I received an invitation to a meeting of municipal analysts in New York City.


Date: Friday, April 7, 2017
Time: 11:30 am – 2:00 pm
Location: Yale Club, 50 Vanderbilt Avenue, NYC


Can charter schools achieve investment grade status? Despite failures and successes, charter school debt has grown rapidly as facilities’ needs increase— over 5% of national K-12 students attended a charter school in 2014, with much higher percentages in certain inner cities. Investor reception remains mixed, however, in that charter schools can be closed by their authorizers or fail on their own. MAGNY presents a discussion between two experts presenting opposing views. James Lyman, Director of Research at Neuberger Berman, views all charter school debt as having below investment grade characteristics regardless of size and financial performance. Jessica Matsumori oversees about 265 charter school debt ratings as S&P Global sector lead for charter schools, with about half falling into low investment grade categories. Jessica will explain the S&P rating distribution based on S&P criteria and median ratios. After short presentations and a moderated discussion, the floor will be thrown open for questions and further discussion.

David Hitchcock, Senior Director, S&P Global

James Lyman, Director of Research, Neuberger Berman
Jessica Matsumori, Senior Director, S&P Global, sector lead for charter schools

Cost: $75 for members, $85 for non-members

Payment: Event payments are no longer accepted at the door. Register and pay instantly from our website (scroll to the bottom of the page).

Questions: Contact Stephen Winterstein at programchair@magny.org.

If you plan to go, you should be prepared with statements by Moody’s Investors Service, which rates municipal debt.

This one says that charter schools weaken the finances of urban districts.

“New York, October 15, 2013 — The dramatic rise in charter school enrollments over the past decade is likely to create negative credit pressure on school districts in economically weak urban areas, says Moody’s Investors Service in a new report. Charter schools tend to proliferate in areas where school districts already show a degree of underlying economic and demographic stress, says Moody’s in the report “Charter Schools Pose Growing Risks for Urban Public Schools.”

“While the vast majority of traditional public districts are managing through the rise of charter schools without a negative credit impact, a small but growing number face financial stress due to the movement of students to charters,” says Michael D’Arcy, one of two authors of the report.

“Charter schools can pull students and revenues away from districts faster than the districts can reduce their costs, says Moody’s.
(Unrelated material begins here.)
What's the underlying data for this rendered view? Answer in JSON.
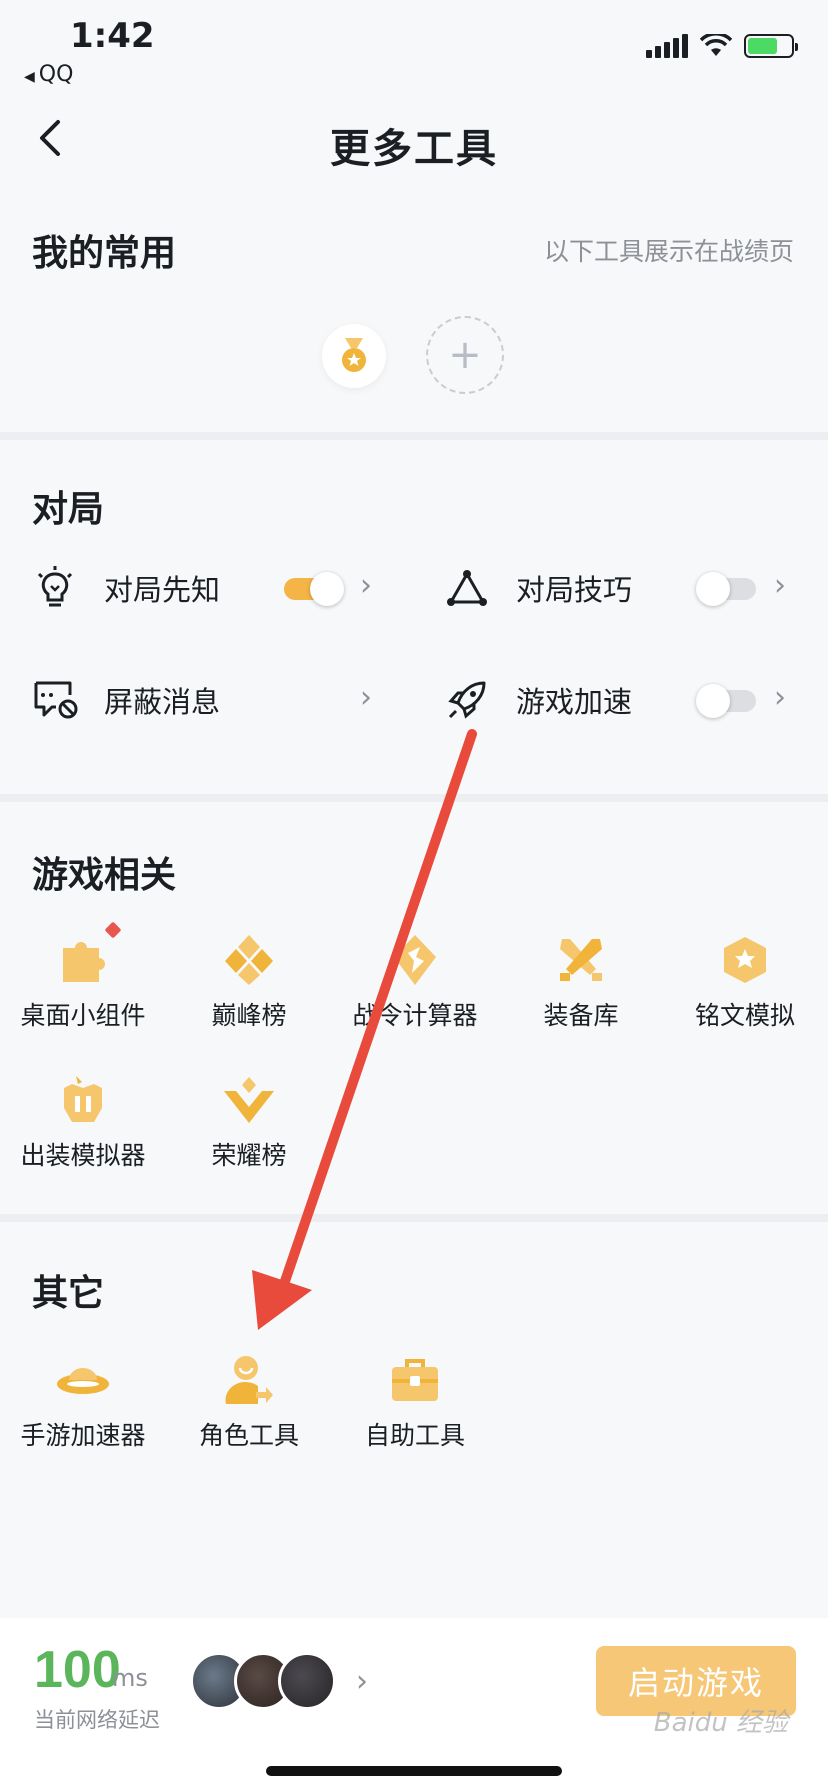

As some of these districts trim costs to balance out declining revenues, cuts in programs and services will further drive students to seek alternative institutions including charter schools.

“Many older, urban areas that have experienced population and tax base losses, creating stress for their local school districts, have also been areas where charter schools have proliferated, says Moody’s. Among the cities where over a fifth of the students are enrolled in charter schools are Cleveland, Detroit, Kansas City, St. Louis, and Washington, D.C. Nationwide about one in 20 students is in a charter school.
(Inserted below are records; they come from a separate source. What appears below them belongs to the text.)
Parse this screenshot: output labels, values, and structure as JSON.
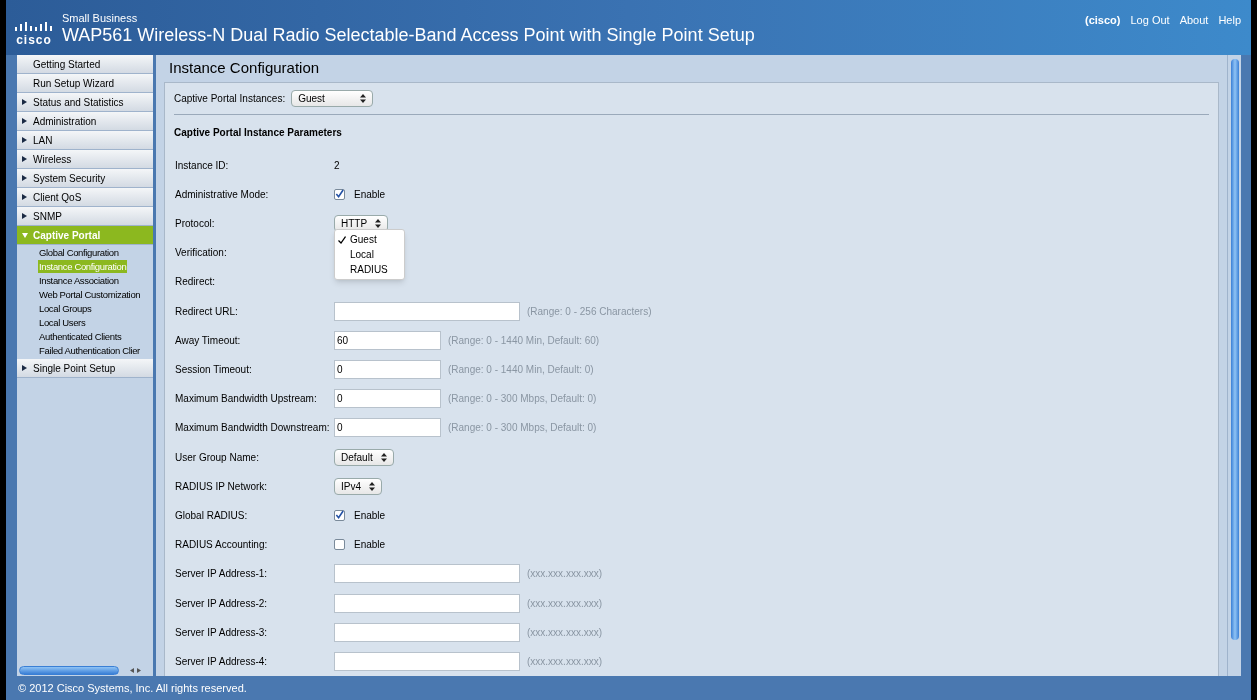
{
  "header": {
    "brand_line": "Small Business",
    "logo_text": "cisco",
    "title": "WAP561 Wireless-N Dual Radio Selectable-Band Access Point with Single Point Setup",
    "user": "(cisco)",
    "links": [
      "Log Out",
      "About",
      "Help"
    ]
  },
  "sidebar": {
    "items": [
      {
        "label": "Getting Started",
        "kind": "plain",
        "expanded": false
      },
      {
        "label": "Run Setup Wizard",
        "kind": "plain",
        "expanded": false
      },
      {
        "label": "Status and Statistics",
        "kind": "group",
        "expanded": false
      },
      {
        "label": "Administration",
        "kind": "group",
        "expanded": false
      },
      {
        "label": "LAN",
        "kind": "group",
        "expanded": false
      },
      {
        "label": "Wireless",
        "kind": "group",
        "expanded": false
      },
      {
        "label": "System Security",
        "kind": "group",
        "expanded": false
      },
      {
        "label": "Client QoS",
        "kind": "group",
        "expanded": false
      },
      {
        "label": "SNMP",
        "kind": "group",
        "expanded": false
      },
      {
        "label": "Captive Portal",
        "kind": "group",
        "expanded": true,
        "children": [
          {
            "label": "Global Configuration",
            "selected": false
          },
          {
            "label": "Instance Configuration",
            "selected": true
          },
          {
            "label": "Instance Association",
            "selected": false
          },
          {
            "label": "Web Portal Customization",
            "selected": false
          },
          {
            "label": "Local Groups",
            "selected": false
          },
          {
            "label": "Local Users",
            "selected": false
          },
          {
            "label": "Authenticated Clients",
            "selected": false
          },
          {
            "label": "Failed Authentication Clier",
            "selected": false
          }
        ]
      },
      {
        "label": "Single Point Setup",
        "kind": "group",
        "expanded": false
      }
    ]
  },
  "page": {
    "title": "Instance Configuration",
    "instances_label": "Captive Portal Instances:",
    "instances_value": "Guest",
    "section_title": "Captive Portal Instance Parameters",
    "rows": [
      {
        "label": "Instance ID:",
        "kind": "text",
        "value": "2"
      },
      {
        "label": "Administrative Mode:",
        "kind": "checkbox",
        "checked": true,
        "value": "Enable"
      },
      {
        "label": "Protocol:",
        "kind": "select",
        "value": "HTTP"
      },
      {
        "label": "Verification:",
        "kind": "open_select",
        "options": [
          {
            "label": "Guest",
            "selected": true
          },
          {
            "label": "Local",
            "selected": false
          },
          {
            "label": "RADIUS",
            "selected": false
          }
        ]
      },
      {
        "label": "Redirect:",
        "kind": "label"
      },
      {
        "label": "Redirect URL:",
        "kind": "wide_input",
        "value": "",
        "hint": "(Range: 0 - 256 Characters)"
      },
      {
        "label": "Away Timeout:",
        "kind": "short_input",
        "value": "60",
        "hint": "(Range: 0 - 1440 Min, Default: 60)"
      },
      {
        "label": "Session Timeout:",
        "kind": "short_input",
        "value": "0",
        "hint": "(Range: 0 - 1440 Min, Default: 0)"
      },
      {
        "label": "Maximum Bandwidth Upstream:",
        "kind": "short_input",
        "value": "0",
        "hint": "(Range: 0 - 300 Mbps, Default: 0)"
      },
      {
        "label": "Maximum Bandwidth Downstream:",
        "kind": "short_input",
        "value": "0",
        "hint": "(Range: 0 - 300 Mbps, Default: 0)"
      },
      {
        "label": "User Group Name:",
        "kind": "select",
        "value": "Default"
      },
      {
        "label": "RADIUS IP Network:",
        "kind": "select",
        "value": "IPv4"
      },
      {
        "label": "Global RADIUS:",
        "kind": "checkbox",
        "checked": true,
        "value": "Enable"
      },
      {
        "label": "RADIUS Accounting:",
        "kind": "checkbox",
        "checked": false,
        "value": "Enable"
      },
      {
        "label": "Server IP Address-1:",
        "kind": "wide_input",
        "value": "",
        "hint": "(xxx.xxx.xxx.xxx)"
      },
      {
        "label": "Server IP Address-2:",
        "kind": "wide_input",
        "value": "",
        "hint": "(xxx.xxx.xxx.xxx)"
      },
      {
        "label": "Server IP Address-3:",
        "kind": "wide_input",
        "value": "",
        "hint": "(xxx.xxx.xxx.xxx)"
      },
      {
        "label": "Server IP Address-4:",
        "kind": "wide_input",
        "value": "",
        "hint": "(xxx.xxx.xxx.xxx)"
      }
    ]
  },
  "footer": "© 2012 Cisco Systems, Inc. All rights reserved."
}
“One of the four risk factors Moody’s identifies as making a school district vulnerable to charter school growth is that the school district is already financially pressured and grappling with weak demographics.

“A second factor is having a limited ability to adjust operations in response to a loss of enrolment to charter schools.

“Shifts in student enrollment from district schools to charters, while resulting in a transfer of a portion of district revenues to charter schools, do not typically result in a full shift of operating costs away from district public schools,” says Moody’s Tiphany Lee-Allen, the Moody’s Associate Analyst who co-authored the report. “Districts may face institutional barriers to cutting staff levels, capital footprints and benefit costs over the short term given the intricacies of collective bargaining contracts – leaving them with underutilized buildings and ongoing growth in personnel costs.”

“A third risk factor for a school district is being in a state with a statutory framework promoting a high degree of educational choice and has a relatively liberal approval process for new charters and few limits on their growth, as well as generous funding.

“For example in Michigan, the statutory framework emphasizes educational choice, and there are multiple charter authorizers to help promote charter school growth. In Michigan, Detroit Public Schools (B2 negative), Clintondale Community Schools (Ba3 negative), Mount Clemens Community School District (Ba3 negative) and Ypsilanti School District (Ba3) have all experienced significant fiscal strain related to charter enrollment growth, which has also been a contributing factor to their speculative grade status.”

That was in 2013. Last year, Moody’s wrote that the decision by Massachusetts’ voters not to expand the number of charter schools was a “credit positive” for the state.


“Moody’s Investors Service said Massachusetts voters’ decision to reject Governor Charlie Baker’s charter school expansion plan is “credit positive” for the state’s urban governments, freeing them from potential financial pressures had the proposal been approved.

“In an announcement this week, the bond rating agency said the history of charter schools shows they drain money from city governments’ education budgets, citing Boston, Fall River, Lawrence, and Springfield in particular.

“A city that begins to lose students to a charter school can be forced to weaken educational programs because funding is tighter, which then begins to encourage more students to leave which then results in additional losses,’’ the Moody’s report said.